We did not use the prolonged fasting [10] nor the unfractionned heparin [20] to suppress the physiological myocardial 18F-FDG uptake. Few patients received a steroid therapy at the time of examination, a situation that may affect the sensitivity of 18F-FDG PET/CT to detect CS. However, no CS+ was treated by steroid at the time of the examination.

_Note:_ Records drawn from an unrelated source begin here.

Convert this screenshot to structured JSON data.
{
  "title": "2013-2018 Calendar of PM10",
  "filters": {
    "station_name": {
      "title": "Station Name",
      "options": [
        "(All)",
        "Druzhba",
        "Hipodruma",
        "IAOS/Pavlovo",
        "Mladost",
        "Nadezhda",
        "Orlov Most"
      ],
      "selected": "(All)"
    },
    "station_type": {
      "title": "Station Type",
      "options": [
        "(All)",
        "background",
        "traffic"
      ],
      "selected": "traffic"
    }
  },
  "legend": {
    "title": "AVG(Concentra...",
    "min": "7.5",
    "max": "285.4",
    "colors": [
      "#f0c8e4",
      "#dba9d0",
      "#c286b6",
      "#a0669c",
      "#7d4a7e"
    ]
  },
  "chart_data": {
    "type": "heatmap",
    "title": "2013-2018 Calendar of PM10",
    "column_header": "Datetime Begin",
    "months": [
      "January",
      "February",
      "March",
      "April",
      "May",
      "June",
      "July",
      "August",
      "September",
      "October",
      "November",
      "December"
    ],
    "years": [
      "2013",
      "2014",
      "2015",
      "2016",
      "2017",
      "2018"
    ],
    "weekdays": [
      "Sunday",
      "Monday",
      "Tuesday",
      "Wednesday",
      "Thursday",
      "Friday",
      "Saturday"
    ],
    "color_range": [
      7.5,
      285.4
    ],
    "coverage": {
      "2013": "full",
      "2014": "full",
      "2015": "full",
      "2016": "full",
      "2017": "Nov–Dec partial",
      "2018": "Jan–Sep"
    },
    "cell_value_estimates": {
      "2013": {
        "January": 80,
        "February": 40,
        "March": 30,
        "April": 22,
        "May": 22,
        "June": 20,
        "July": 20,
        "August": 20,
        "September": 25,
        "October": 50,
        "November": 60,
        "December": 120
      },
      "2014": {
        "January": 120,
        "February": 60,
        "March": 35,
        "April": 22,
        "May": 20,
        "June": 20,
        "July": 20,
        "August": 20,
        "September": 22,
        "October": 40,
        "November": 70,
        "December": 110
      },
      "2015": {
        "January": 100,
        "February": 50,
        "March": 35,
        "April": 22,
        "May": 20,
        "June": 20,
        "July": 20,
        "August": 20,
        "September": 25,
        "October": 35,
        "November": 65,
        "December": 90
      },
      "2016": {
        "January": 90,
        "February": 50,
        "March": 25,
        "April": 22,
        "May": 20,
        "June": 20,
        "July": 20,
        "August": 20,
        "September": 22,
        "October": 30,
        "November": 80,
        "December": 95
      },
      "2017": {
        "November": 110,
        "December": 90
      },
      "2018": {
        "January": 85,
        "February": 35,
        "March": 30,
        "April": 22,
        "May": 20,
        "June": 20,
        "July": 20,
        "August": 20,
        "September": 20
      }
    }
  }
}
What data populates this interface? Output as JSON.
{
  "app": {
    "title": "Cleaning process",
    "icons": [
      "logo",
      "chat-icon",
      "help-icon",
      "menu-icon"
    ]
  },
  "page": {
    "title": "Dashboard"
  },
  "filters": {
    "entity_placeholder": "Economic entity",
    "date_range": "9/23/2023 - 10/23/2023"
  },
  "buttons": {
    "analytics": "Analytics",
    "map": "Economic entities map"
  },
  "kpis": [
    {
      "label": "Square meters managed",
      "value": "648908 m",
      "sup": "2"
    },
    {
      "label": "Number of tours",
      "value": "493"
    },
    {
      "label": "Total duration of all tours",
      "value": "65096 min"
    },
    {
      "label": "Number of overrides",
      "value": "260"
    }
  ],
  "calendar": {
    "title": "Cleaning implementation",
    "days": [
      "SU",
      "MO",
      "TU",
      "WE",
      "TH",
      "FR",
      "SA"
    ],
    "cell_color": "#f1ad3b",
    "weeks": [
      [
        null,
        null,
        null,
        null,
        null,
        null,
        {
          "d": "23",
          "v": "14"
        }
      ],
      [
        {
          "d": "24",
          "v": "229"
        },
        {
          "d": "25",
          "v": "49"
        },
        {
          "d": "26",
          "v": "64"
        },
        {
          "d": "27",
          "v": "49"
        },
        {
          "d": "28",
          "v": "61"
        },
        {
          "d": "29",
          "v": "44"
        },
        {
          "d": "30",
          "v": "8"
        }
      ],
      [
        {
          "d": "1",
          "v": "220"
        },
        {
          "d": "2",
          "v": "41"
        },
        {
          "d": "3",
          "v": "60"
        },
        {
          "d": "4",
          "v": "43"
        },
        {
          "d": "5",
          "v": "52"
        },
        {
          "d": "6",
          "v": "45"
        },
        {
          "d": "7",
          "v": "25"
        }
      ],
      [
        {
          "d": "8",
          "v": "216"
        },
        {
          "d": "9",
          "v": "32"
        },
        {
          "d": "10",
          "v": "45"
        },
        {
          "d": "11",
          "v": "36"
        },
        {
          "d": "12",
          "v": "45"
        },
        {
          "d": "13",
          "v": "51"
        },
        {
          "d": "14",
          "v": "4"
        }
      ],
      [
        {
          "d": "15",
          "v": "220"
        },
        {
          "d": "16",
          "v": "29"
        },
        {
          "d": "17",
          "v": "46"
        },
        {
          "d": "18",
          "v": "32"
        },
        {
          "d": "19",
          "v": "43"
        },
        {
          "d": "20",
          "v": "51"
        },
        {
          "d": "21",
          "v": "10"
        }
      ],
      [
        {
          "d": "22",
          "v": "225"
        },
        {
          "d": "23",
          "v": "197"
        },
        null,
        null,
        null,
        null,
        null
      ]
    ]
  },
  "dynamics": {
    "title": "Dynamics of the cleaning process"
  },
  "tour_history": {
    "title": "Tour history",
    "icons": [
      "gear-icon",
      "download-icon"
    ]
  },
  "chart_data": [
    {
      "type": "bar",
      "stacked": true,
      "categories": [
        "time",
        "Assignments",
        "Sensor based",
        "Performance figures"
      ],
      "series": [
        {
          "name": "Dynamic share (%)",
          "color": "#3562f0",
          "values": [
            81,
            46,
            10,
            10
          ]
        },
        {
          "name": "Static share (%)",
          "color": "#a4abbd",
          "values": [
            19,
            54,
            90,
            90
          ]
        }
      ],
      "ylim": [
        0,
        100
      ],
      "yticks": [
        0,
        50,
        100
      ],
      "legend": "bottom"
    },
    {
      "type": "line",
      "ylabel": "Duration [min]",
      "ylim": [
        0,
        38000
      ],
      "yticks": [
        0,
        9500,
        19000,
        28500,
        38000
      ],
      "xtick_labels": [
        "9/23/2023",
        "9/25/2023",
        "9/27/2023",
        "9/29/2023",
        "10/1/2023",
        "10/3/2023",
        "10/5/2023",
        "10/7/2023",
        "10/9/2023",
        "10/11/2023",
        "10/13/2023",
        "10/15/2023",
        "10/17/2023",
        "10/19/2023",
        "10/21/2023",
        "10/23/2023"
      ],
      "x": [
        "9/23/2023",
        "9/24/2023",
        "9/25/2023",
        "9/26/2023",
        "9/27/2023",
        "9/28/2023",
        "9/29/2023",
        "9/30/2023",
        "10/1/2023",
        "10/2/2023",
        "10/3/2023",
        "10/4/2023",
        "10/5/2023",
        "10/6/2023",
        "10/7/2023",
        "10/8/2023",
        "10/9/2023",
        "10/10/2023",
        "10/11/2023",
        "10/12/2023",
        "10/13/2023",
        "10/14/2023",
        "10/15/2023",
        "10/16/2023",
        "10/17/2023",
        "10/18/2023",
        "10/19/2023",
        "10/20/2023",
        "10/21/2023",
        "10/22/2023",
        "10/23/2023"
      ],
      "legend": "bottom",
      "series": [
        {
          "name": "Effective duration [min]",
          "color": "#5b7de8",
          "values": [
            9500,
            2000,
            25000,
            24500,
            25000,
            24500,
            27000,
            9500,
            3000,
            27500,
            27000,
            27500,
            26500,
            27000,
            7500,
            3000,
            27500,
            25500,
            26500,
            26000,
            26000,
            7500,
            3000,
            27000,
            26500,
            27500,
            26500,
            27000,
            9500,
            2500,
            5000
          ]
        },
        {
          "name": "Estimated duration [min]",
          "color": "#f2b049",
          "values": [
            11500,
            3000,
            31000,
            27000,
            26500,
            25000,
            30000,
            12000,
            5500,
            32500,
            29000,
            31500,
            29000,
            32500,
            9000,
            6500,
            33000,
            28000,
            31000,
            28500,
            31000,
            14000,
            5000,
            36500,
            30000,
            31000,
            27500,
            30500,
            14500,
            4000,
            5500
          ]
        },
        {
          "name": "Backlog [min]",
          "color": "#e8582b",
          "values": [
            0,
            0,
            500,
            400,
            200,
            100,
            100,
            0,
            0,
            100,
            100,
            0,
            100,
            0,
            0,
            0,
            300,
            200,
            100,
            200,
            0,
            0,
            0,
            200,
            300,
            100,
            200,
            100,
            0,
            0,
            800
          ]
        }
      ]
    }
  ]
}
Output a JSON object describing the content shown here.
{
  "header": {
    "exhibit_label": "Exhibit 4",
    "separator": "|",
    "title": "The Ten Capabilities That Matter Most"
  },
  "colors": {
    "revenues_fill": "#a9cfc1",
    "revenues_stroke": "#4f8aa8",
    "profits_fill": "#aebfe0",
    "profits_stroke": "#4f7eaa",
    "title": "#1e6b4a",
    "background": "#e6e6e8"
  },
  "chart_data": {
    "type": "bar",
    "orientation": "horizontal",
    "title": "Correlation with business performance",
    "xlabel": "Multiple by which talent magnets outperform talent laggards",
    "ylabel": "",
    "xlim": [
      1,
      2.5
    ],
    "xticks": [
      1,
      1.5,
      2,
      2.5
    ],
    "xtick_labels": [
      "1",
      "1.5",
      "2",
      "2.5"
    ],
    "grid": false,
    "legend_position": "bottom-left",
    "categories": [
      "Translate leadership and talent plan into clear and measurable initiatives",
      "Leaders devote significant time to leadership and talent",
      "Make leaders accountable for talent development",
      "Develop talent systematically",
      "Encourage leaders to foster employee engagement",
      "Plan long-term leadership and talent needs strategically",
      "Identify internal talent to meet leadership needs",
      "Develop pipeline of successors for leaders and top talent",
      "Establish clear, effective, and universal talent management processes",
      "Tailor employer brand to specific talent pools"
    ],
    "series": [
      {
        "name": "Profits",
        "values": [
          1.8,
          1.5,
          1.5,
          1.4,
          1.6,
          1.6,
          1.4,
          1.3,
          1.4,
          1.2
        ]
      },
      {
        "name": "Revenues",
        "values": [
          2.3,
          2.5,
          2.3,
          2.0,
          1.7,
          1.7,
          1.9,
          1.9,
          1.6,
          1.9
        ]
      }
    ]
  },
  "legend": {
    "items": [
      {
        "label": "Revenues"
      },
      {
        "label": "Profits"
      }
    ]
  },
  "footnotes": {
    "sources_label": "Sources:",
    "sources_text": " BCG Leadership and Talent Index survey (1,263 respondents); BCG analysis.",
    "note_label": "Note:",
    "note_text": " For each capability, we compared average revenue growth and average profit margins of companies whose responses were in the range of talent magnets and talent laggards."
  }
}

In this study, we used the 2006 JMWH criteria for the diagnosis of CS. The use of the Japanese criteria is justified because the diagnostic yield of endomyocardial biopsy is low and has a relatively high invasiveness and complication rates [3]. Some authors have speculated that these criteria might lead to an underestimation of cardiac involvement in patients with sarcoidosis [27]. 18F-FDG PET may depict early-stage sarcoidosis lesions in the heart even in patients who do not meet the diagnostic criteria. Additionally, ventricular tachycardia, which is the second clinical manifestation (23%) of CS [28], is not considered as a major criteria in the 2006 JMHW guidelines and therefore lead to a case considered as a false positive in the NCOV ROC analysis in our study.

Conclusion

In this study, heterogeneous myocardial glucose metabolism assessed using a normalized coefficient of variation (NCOV) of the net influx constant Ki derived from cardiac dynamic 18F-FDG PET/CT was a highly suggestive feature of CS. Our results suggest that quantitative analysis of cardiac dynamic 18F-FDG PET/CT after a HFLC diet could be a useful tool for the diagnosis of cardiac involvement in patients with sarcoidosis.